On May 6, House Majority Leader Eric Cantor (R.-Va.), Rep. Kevin McCarthy (R.-Calif.) and other House Republicans sent a similar letter to the President, calling his draft EO “a blatant attempt to intimidate, and potentially silence, certain speakers who are engaged in their constitutionally protected right to free speech.” The House has already adopted amendments to the authorization bills for defense and homeland security prohibiting the collection of such information, and Sen. Collins successfully attached a similar amendment to the defense bill in the Senate.
While the EO says it is intended to keep “political activity or political favoritism” out of the contracting process, it would instead feed “the notion that the granting or the denial of an award may have been based on whether the administration viewed the applicant as a political supporter or a political enemy, further driving the cynicism Americans have in their government,” the House Republicans' letter says. Even Minority Whip Steny Hoyer (D.-Md.) came out in opposition, saying he is “not in agreement with the administration.” But 25 other Democrats, including Jesse Jackson Jr., urged the President on June 2 to “finalize” the EO—they don’t seem to fear injecting politics into the government procurement process.
This EO seems intended to serve the same purpose as the DISCLOSE Act—to stifle “political speech, as potential and current federal contractors decide to limit their political speech in order to protect their livelihoods,” as the GOP letter puts it. That was the intent of Sen. Chuck Schumer (D.-N.Y.), a main sponsor of DISCLOSE, who freely admitted the measure was meant to deter the political speech of organizations and companies that he did not like. Of course, the draft EO would not apply to liberal organizations that get federal grants, such as Planned Parenthood, or to public sector unions that garner huge amounts of federal funds on behalf of their members.
This is just the latest abuse of the First Amendment by this administration. The Securities and Exchange Commission has already issued a new order barring political contributions by certain investment advisers, despite the fact that it is the Federal Election Commission (FEC) that has jurisdiction over enforcement of federal campaign disclosure laws.
Democratic commissioners at the FEC also tried to implement portions of the DISCLOSE Act, but were thwarted by the three Republican commissioners who refused to approve a regulation not authorized by the law.
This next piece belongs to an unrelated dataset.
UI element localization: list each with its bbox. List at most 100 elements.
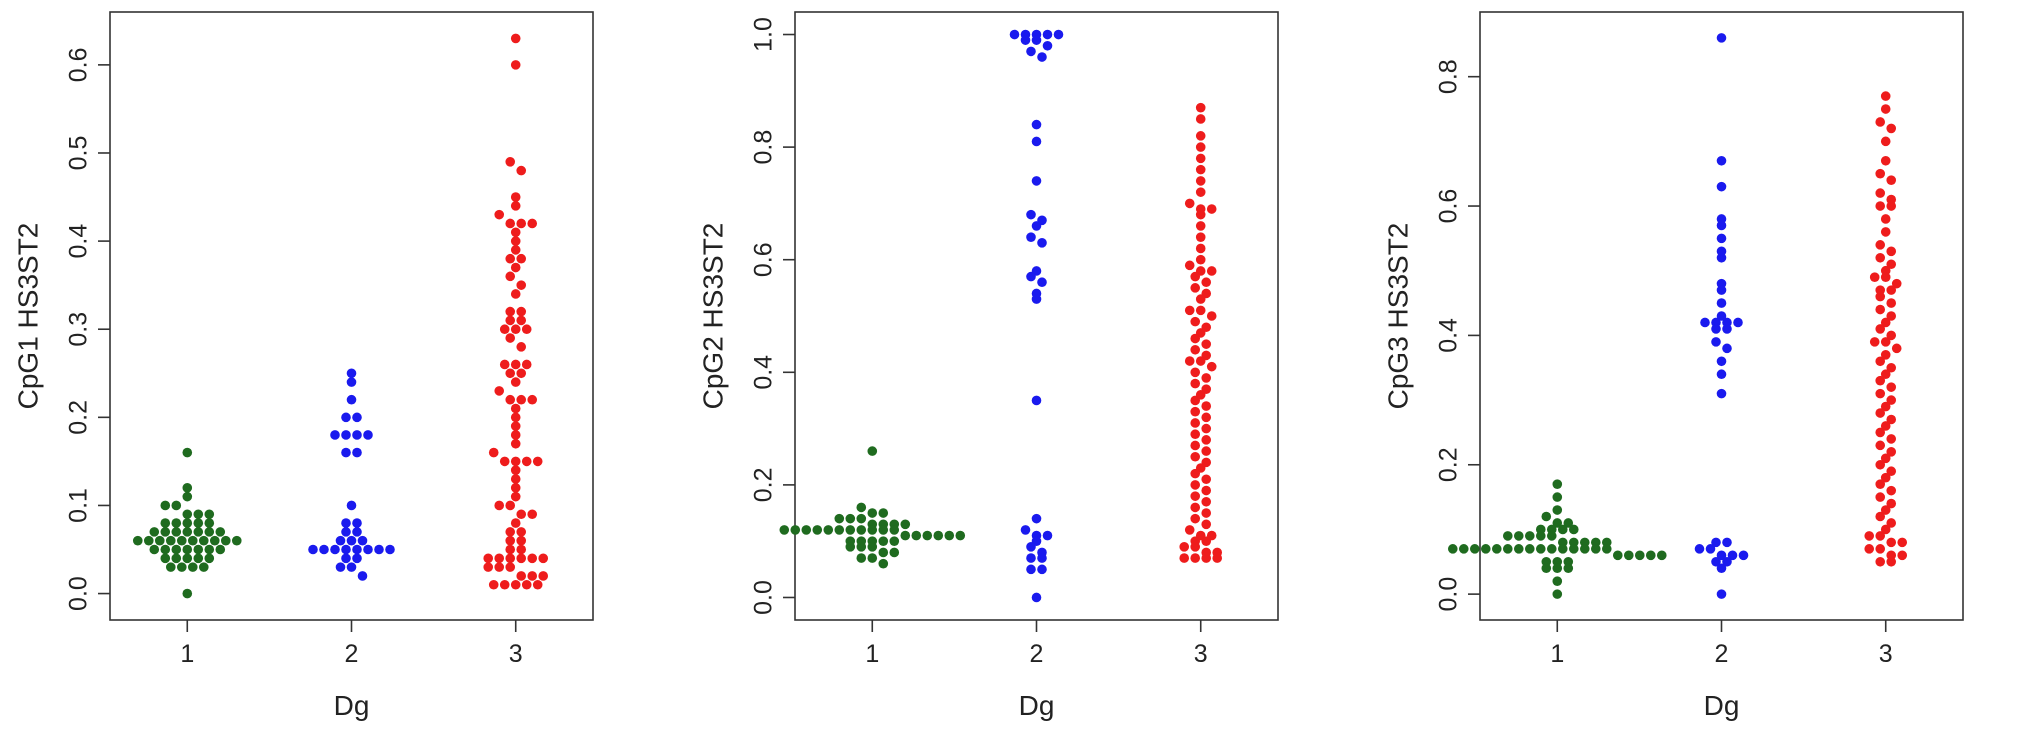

In other words, when the administration failed to convince Congress to pass the DISCLOSE Act, it tried to implement it via regulatory decree. That’s an evasion and rejection of our democratic process.
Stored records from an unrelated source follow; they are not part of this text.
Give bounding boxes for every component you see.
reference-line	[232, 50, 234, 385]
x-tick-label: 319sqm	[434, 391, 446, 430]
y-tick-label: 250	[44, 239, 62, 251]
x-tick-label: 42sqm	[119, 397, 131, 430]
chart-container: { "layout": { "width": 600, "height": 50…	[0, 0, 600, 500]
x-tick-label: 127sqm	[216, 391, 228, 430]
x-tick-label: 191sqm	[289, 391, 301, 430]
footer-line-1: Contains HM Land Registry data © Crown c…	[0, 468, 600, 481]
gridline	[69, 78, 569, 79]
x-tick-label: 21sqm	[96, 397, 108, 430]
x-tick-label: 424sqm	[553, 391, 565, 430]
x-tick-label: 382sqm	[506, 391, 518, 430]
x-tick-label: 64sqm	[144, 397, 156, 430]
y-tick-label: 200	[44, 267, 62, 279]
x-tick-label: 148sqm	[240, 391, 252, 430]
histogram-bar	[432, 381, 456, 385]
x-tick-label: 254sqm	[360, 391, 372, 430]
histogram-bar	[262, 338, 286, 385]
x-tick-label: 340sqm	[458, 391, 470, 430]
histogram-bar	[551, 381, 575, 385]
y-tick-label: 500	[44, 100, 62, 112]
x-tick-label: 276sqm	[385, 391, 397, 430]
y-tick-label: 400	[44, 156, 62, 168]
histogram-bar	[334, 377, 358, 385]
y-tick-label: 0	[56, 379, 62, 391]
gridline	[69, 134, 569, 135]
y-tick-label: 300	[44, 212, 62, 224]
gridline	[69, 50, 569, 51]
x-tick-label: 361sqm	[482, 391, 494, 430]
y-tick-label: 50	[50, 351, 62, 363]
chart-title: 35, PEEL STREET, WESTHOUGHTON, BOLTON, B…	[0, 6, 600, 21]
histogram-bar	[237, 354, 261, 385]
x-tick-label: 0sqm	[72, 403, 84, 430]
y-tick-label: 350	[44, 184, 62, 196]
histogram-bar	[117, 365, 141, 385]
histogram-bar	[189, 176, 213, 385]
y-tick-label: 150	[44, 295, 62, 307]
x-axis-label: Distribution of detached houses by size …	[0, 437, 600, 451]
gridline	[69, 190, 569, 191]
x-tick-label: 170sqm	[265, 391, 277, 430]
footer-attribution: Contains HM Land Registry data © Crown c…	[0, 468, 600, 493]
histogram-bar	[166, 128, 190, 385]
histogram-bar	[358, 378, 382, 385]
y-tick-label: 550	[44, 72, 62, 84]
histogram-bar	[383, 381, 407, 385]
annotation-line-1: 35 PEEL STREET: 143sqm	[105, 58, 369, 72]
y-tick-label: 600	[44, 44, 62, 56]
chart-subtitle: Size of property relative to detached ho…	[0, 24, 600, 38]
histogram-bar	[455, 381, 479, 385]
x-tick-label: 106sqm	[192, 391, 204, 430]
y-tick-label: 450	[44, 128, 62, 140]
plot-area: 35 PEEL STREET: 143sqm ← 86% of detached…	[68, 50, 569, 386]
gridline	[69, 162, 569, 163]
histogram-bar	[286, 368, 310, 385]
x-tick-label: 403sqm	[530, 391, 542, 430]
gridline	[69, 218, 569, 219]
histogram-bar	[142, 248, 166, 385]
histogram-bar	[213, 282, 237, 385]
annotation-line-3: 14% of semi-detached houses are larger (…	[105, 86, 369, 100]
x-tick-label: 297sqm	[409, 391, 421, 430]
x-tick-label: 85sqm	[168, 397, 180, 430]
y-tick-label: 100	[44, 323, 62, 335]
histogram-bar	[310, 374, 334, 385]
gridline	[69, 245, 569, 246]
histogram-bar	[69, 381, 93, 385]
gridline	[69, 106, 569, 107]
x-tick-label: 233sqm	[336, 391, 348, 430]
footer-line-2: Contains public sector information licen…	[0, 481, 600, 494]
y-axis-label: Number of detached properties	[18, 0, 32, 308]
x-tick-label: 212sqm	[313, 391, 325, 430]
Then there is Rep. Chris Van Hollen (D.-Md.), another co-sponsor of the DISCLOSE Act, who seems to be trying to assume the role of censor-in-chief previously played by former Sen. Russ Feingold (co-sponsor of the 2002 McCain-Feingold law). Van Hollen filed a lawsuit against the FEC claiming that a regulation issued after the Supreme Court’s decision in Wisconsin Right to Life was not “strict” enough. Van Hollen wants to use the courts to do what he couldn’t do in the Senate—implement more burdensome and restrictive disclosure requirements.
With the proposed Executive Order now before him, President Obama is poised to create a state-of-the-art “enemies list”—a corporate roster his political managers in federal agencies can use to decide who is “qualified” to receive billions of dollars in lucrative government contracts.
Hans A. von Spakovsky is a senior legal fellow at the Heritage Foundation.